Tuesday, March 22, 2022

Writer's Guidelines

Nearly every publishing house with a website has a "submissions" tab containing instructions for submitting material. Agents also post their requirements. 

Thomas Kies's post give excellent tips on acquiring an agent. About 85% of the books in Barnes and Noble and other chain sellers are published by the large conglomerates that dominate the industry. Most (but not all) will only look at manuscripts submitted through an agency. Agents separate the wheat from the chaff. 

One agent I know said she received 9,000 queries the month after her agency was spotlighted in Writer's Digest. How much time do you suppose she spent reading these letters? You would be amazed at how quickly agents decide which manuscripts they would like to see. 

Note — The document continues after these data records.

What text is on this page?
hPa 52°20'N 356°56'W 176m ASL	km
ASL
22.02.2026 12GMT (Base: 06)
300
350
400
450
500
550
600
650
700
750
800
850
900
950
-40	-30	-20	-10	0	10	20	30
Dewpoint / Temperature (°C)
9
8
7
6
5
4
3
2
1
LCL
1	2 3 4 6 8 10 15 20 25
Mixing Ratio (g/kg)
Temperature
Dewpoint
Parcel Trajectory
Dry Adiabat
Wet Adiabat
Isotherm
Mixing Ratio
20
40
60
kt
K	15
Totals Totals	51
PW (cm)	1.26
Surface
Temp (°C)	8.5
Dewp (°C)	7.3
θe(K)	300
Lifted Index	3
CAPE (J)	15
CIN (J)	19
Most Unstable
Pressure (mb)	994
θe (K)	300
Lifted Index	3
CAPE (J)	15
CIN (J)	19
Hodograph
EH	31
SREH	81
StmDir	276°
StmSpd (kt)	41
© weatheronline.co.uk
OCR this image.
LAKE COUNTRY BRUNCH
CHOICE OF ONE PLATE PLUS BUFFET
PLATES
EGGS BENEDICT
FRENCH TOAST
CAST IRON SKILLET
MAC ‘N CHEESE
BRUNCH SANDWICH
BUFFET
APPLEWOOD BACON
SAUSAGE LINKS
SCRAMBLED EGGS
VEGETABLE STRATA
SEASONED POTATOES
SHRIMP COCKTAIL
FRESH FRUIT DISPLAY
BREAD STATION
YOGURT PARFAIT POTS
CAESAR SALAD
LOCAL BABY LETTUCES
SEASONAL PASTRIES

Thomas mentioned that when he submitted material, he had followed each agent's guidelines exactly. 

That may sound elementary, but it isn't. I wish I had kept track over the years of the number of writers who have told me no one will look at their novel or non-fiction book. If I offer to "help" (That's the subject for another column) I quickly realize that no one--not a soul--has looked at the manuscript. Why? Because the writer ignored the submission guidelines or wrote a poor query letter. 

Here are some of the most egregious errors: 

1. Sending a snail mail letter when the guidelines ask for email submissions.

     I've also seen hand printed coffee-stained letters with the stamp in the wrong place and the editor's name misspelled. 

2. Ignoring the requested format for the query.

    If the agent asks for one page and can see at a glance that your query letter goes on and on for several pages, you're doomed. She knows immediately that you won't follow instructions. 

3.  Assuring the agent that this is the most wonderful manuscript since the first Harry Potter.

     Oh really? They've heard that before. Also, that everyone just loved your manuscript. They don't care who liked it. They care about selling your manuscript. 

4.  Talking about everything but what the agent needs to know.

    Mention up front if your book is psychological suspense, a cozy mystery, a classic who-done-it, a spy novel. And always state the word count. 

The good news in all this is that detailed information about writing query letters can be found on-line. A good query letter is a business letter. It should be short and to the point. 


Sybil Johnson said...

It always amazes me how many people don't read or follow directions.

Charlotte Hinger said...

Sybil, me too. There is so much involved in getting published in addition to talent.